Has he always been gay? Has he lied from the beginning? Has he cheated? Has he had unprotected sex with men and with you? I would need answers to all those questions. It would be a shock if it happened to me. I had a friend in this situation, but it wasn't a shock for her or anyone else. Hope you are okay.
I'm so sorry OP. hugs.
I would be upset if he was gay and had known it when we got married, or even if he had "Thought" he was gay when we got married.
I think it's very selfish for someone to Marry or start a relationship with someone when they are gay or have doubts about their sexuality, to string the other person along like that, give them a false sense of a furure.
If they had only just discovered they were gay, I would much prefer they told me before they went out and cheated. Cheating is cheating, I don't care what situation or reason led the cheater to cheat.
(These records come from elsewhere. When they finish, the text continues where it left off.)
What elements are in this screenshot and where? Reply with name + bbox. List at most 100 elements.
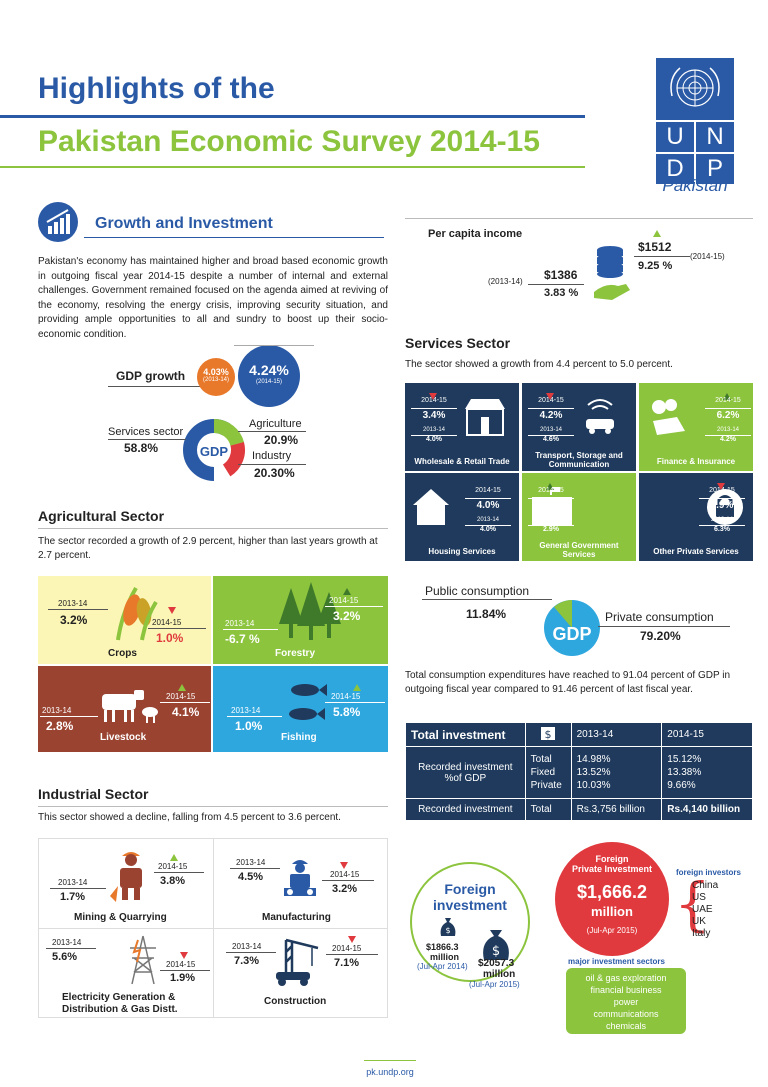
sub-private: Private [530, 780, 562, 791]
investment-row1-c2: 15.12% 13.38% 9.66% [661, 746, 753, 799]
footer-url[interactable]: pk.undp.org [366, 1067, 414, 1077]
gdp-prev-value: 4.03% [203, 367, 229, 377]
sector-financial: financial business [590, 985, 662, 995]
per-capita-prev-amount: $1386 [544, 268, 578, 282]
service-cur-value: 3.4% [411, 408, 457, 421]
gdp-pie [542, 598, 602, 658]
svg-text:$: $ [545, 728, 552, 741]
electricity-prev-value: 5.6% [52, 951, 78, 963]
undp-letter-p: P [696, 154, 734, 184]
service-prev-value: 2.9% [528, 525, 574, 533]
val-private-2014: 9.66% [667, 780, 696, 791]
service-prev-year: 2013-14 [476, 517, 500, 523]
val-total-2014: 15.12% [667, 754, 702, 765]
service-prev-year: 2013-14 [710, 517, 734, 523]
forestry-prev-rule [223, 629, 278, 630]
per-capita-prev-year: (2013-14) [488, 277, 523, 286]
service-prev-value: 4.0% [411, 435, 457, 443]
trees-icon [277, 580, 341, 642]
gdp-growth-underline [108, 386, 203, 387]
per-capita-prev-pct: 3.83 % [544, 287, 579, 299]
livestock-name: Livestock [100, 732, 147, 743]
service-prev-year: 2013-14 [422, 427, 446, 433]
investor-china: China [692, 880, 719, 891]
service-name: Housing Services [428, 547, 496, 556]
government-icon [530, 487, 574, 532]
header-rule-green [0, 166, 585, 168]
investment-row2-sub: Total [524, 798, 572, 821]
manufacturing-cur-value: 3.2% [332, 883, 358, 895]
electricity-prev-rule [46, 948, 96, 949]
money-bag-small-icon: $ [439, 916, 457, 938]
per-capita-cur-rule [634, 256, 690, 257]
val-private-2013: 10.03% [576, 780, 611, 791]
forestry-name: Forestry [275, 648, 316, 659]
service-arrow [723, 387, 731, 405]
fpi-million: million [591, 904, 633, 919]
public-consumption-rule [422, 599, 552, 600]
crops-cur-year: 2014-15 [152, 618, 182, 627]
forestry-cur-rule [325, 606, 383, 607]
gdp-prev-circle [197, 358, 235, 396]
fishing-prev-year: 2013-14 [231, 706, 261, 715]
mining-prev-rule [50, 888, 106, 889]
investment-table: Total investment $ 2013-14 2014-15 Recor… [405, 722, 753, 821]
forestry-prev-value: -6.7 % [225, 632, 260, 646]
gdp-growth-connector [234, 345, 314, 346]
service-prev-value: 4.0% [465, 525, 511, 533]
industry-heading: Industrial Sector [38, 786, 149, 802]
construction-cur-year: 2014-15 [332, 944, 362, 953]
per-capita-label: Per capita income [428, 228, 523, 240]
corn-icon [112, 582, 158, 642]
service-cur-year: 2014-15 [475, 487, 501, 494]
gdp-growth-label: GDP growth [116, 369, 186, 383]
electricity-cur-year: 2014-15 [166, 960, 196, 969]
service-name: General Government Services [539, 541, 619, 559]
investor-uae: UAE [692, 904, 713, 915]
investors-list: China US UAE UK Italy [692, 880, 718, 940]
header-title-line1: Highlights of the [38, 72, 275, 105]
electricity-prev-year: 2013-14 [52, 938, 82, 947]
undp-country: Pakistan [662, 176, 728, 195]
worker-icon [280, 856, 320, 900]
private-consumption-value: 79.20% [640, 629, 681, 643]
crops-tile: 2013-14 3.2% 2014-15 1.0% Crops [38, 576, 211, 664]
electricity-cur-value: 1.9% [170, 972, 196, 984]
svg-text:$: $ [445, 926, 450, 935]
industry-divider-v [213, 838, 214, 1018]
val-fixed-2014: 13.38% [667, 767, 702, 778]
investment-sectors-label: major investment sectors [568, 957, 665, 966]
fpi-period: (Jul-Apr 2015) [586, 926, 638, 935]
investment-row1-label: Recorded investment %of GDP [405, 746, 526, 799]
manufacturing-cur-rule [322, 880, 374, 881]
fpi-circle [555, 842, 669, 956]
industry-intro: This sector showed a decline, falling fr… [38, 812, 341, 823]
services-heading: Services Sector [405, 335, 511, 351]
footer-rule [364, 1060, 416, 1061]
agri-heading: Agricultural Sector [38, 508, 165, 524]
construction-prev-rule [226, 952, 276, 953]
fishing-prev-value: 1.0% [235, 719, 263, 733]
house-icon [411, 487, 451, 532]
agriculture-value: 20.9% [264, 433, 299, 447]
service-cur-year: 2014-15 [715, 397, 741, 404]
sector-chemicals: chemicals [605, 1021, 646, 1031]
investors-brace: { [674, 870, 711, 938]
investment-row2-c1: Rs.3,756 billion [570, 798, 663, 821]
fishing-cur-year: 2014-15 [331, 692, 361, 701]
agri-intro: The sector recorded a growth of 2.9 perc… [38, 536, 378, 561]
services-sector-label: Services sector [108, 426, 184, 438]
public-consumption-label: Public consumption [425, 584, 530, 598]
industry-label: Industry [252, 450, 292, 462]
fi-amount-1: $1866.3 [426, 942, 459, 952]
fish-icon [283, 676, 329, 732]
construction-prev-year: 2013-14 [232, 942, 262, 951]
coins-hand-icon [592, 240, 632, 305]
construction-cur-value: 7.1% [334, 957, 360, 969]
service-cur-value: 6.2% [705, 408, 751, 421]
mining-name: Mining & Quarrying [74, 912, 167, 923]
investor-italy: Italy [692, 928, 711, 939]
fpi-title-2: Private Investment [571, 864, 653, 874]
service-cur-value: 4.0% [465, 498, 511, 511]
mining-prev-year: 2013-14 [58, 878, 88, 887]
If they were Bi and cheated, same thing, not on.
If they were Bi and cheated but wanted to stay with me all levels of trust would be gone (even if they cheated with the opposite sex) and I would either
A, get marriage/couple counseling
B, leave. Huge betrayal of trust. It's disrespectful, it's a careless act, I mean wether my partner cheated on my with a man or a woman he is putting me a risk of STD's etc.
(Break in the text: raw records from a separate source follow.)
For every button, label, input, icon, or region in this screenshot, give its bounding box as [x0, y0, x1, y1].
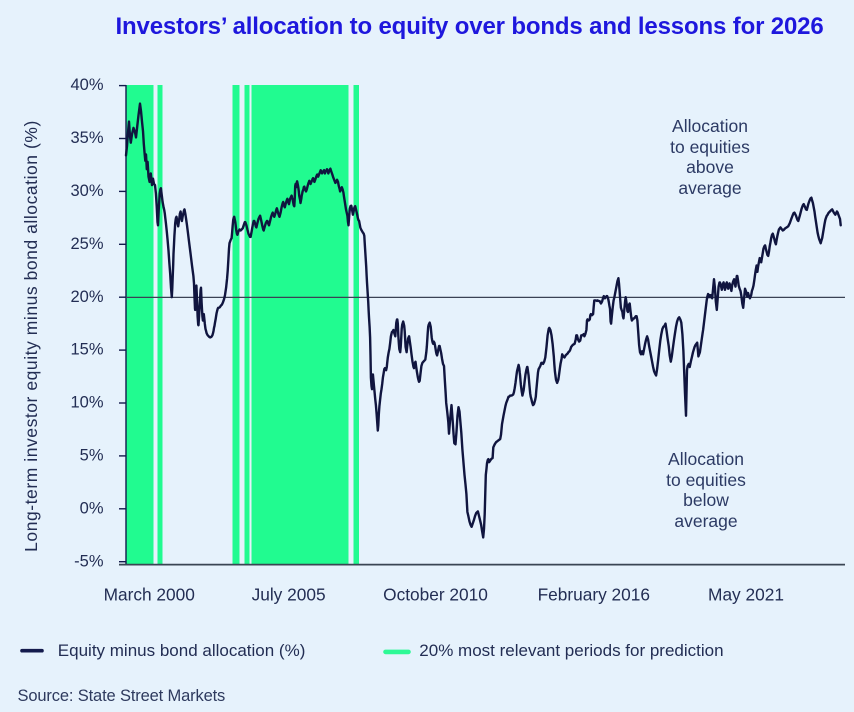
- svg-text:0%: 0%: [80, 499, 104, 517]
- svg-text:25%: 25%: [70, 235, 103, 253]
- svg-text:October 2010: October 2010: [383, 584, 488, 604]
- svg-text:15%: 15%: [70, 341, 103, 359]
- svg-text:10%: 10%: [70, 394, 103, 412]
- svg-text:5%: 5%: [80, 447, 104, 465]
- svg-text:35%: 35%: [70, 129, 103, 147]
- svg-text:May 2021: May 2021: [708, 584, 784, 604]
- svg-text:-5%: -5%: [74, 552, 104, 570]
- svg-text:February 2016: February 2016: [538, 584, 650, 604]
- svg-text:March 2000: March 2000: [104, 584, 195, 604]
- svg-text:30%: 30%: [70, 182, 103, 200]
- svg-text:40%: 40%: [70, 76, 103, 94]
- svg-text:July 2005: July 2005: [252, 584, 326, 604]
- svg-text:20%: 20%: [70, 288, 103, 306]
- svg-text:Long-term investor equity minu: Long-term investor equity minus bond all…: [21, 120, 41, 552]
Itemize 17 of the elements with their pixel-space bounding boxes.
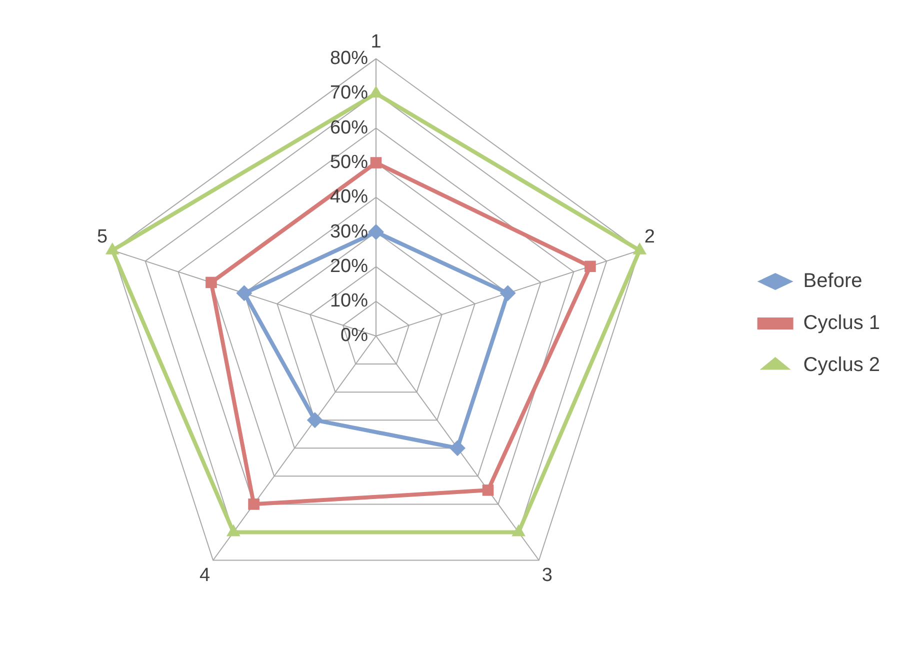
spoke-label: 1	[370, 32, 382, 53]
spoke-label: 5	[97, 226, 108, 248]
y-tick-label: 70%	[330, 82, 368, 104]
legend-label: Before	[803, 270, 862, 292]
legend-label: Cyclus 2	[803, 354, 880, 376]
y-tick-label: 10%	[330, 290, 368, 312]
spoke-label: 2	[644, 226, 655, 248]
y-tick-label: 20%	[330, 256, 368, 277]
legend-label: Cyclus 1	[803, 312, 880, 334]
spoke-label: 3	[542, 564, 552, 586]
y-tick-label: 80%	[330, 48, 368, 70]
y-tick-label: 50%	[330, 152, 368, 173]
y-tick-label: 40%	[330, 186, 368, 208]
y-tick-label: 30%	[330, 221, 368, 242]
y-tick-label: 60%	[330, 117, 368, 138]
spoke-label: 4	[200, 564, 211, 586]
y-tick-label: 0%	[340, 325, 368, 346]
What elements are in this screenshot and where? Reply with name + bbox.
No matter how much love I had for my partner, if he did that to me, our family..
I would find it extremely hard to stay, in the end I think for me personally it would end our marriage. If I decided to stay it would eat me up inside and cause me to be a very untrust worthy wife, it would cause a divorce in one way or anther in the end.
Your in such a horrible situation OP. I can't even begin to imangine the conflicting thoughts in your head.
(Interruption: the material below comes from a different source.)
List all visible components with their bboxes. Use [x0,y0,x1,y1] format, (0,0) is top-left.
Last edited by Liddybugs; 05-09-2012 at 00:17.
If df told me he was gay we'd part there an he can pursue men. Cheating is horribly painful though, no matter if it's with someone from the same sex or not. Df cheated on me and I'm struggling to stay with him. I'm so sorry you're in this crap position.
in this day and age, there is nothing to be ashamed of if ur husband is into men. Having said that I too would be devastated but i would let him go and live his life and not bind him to this make believe life. It would give us both another shot at love and a real shot at living life the way we would love to. Sometimes loving someone is letting go of him/her.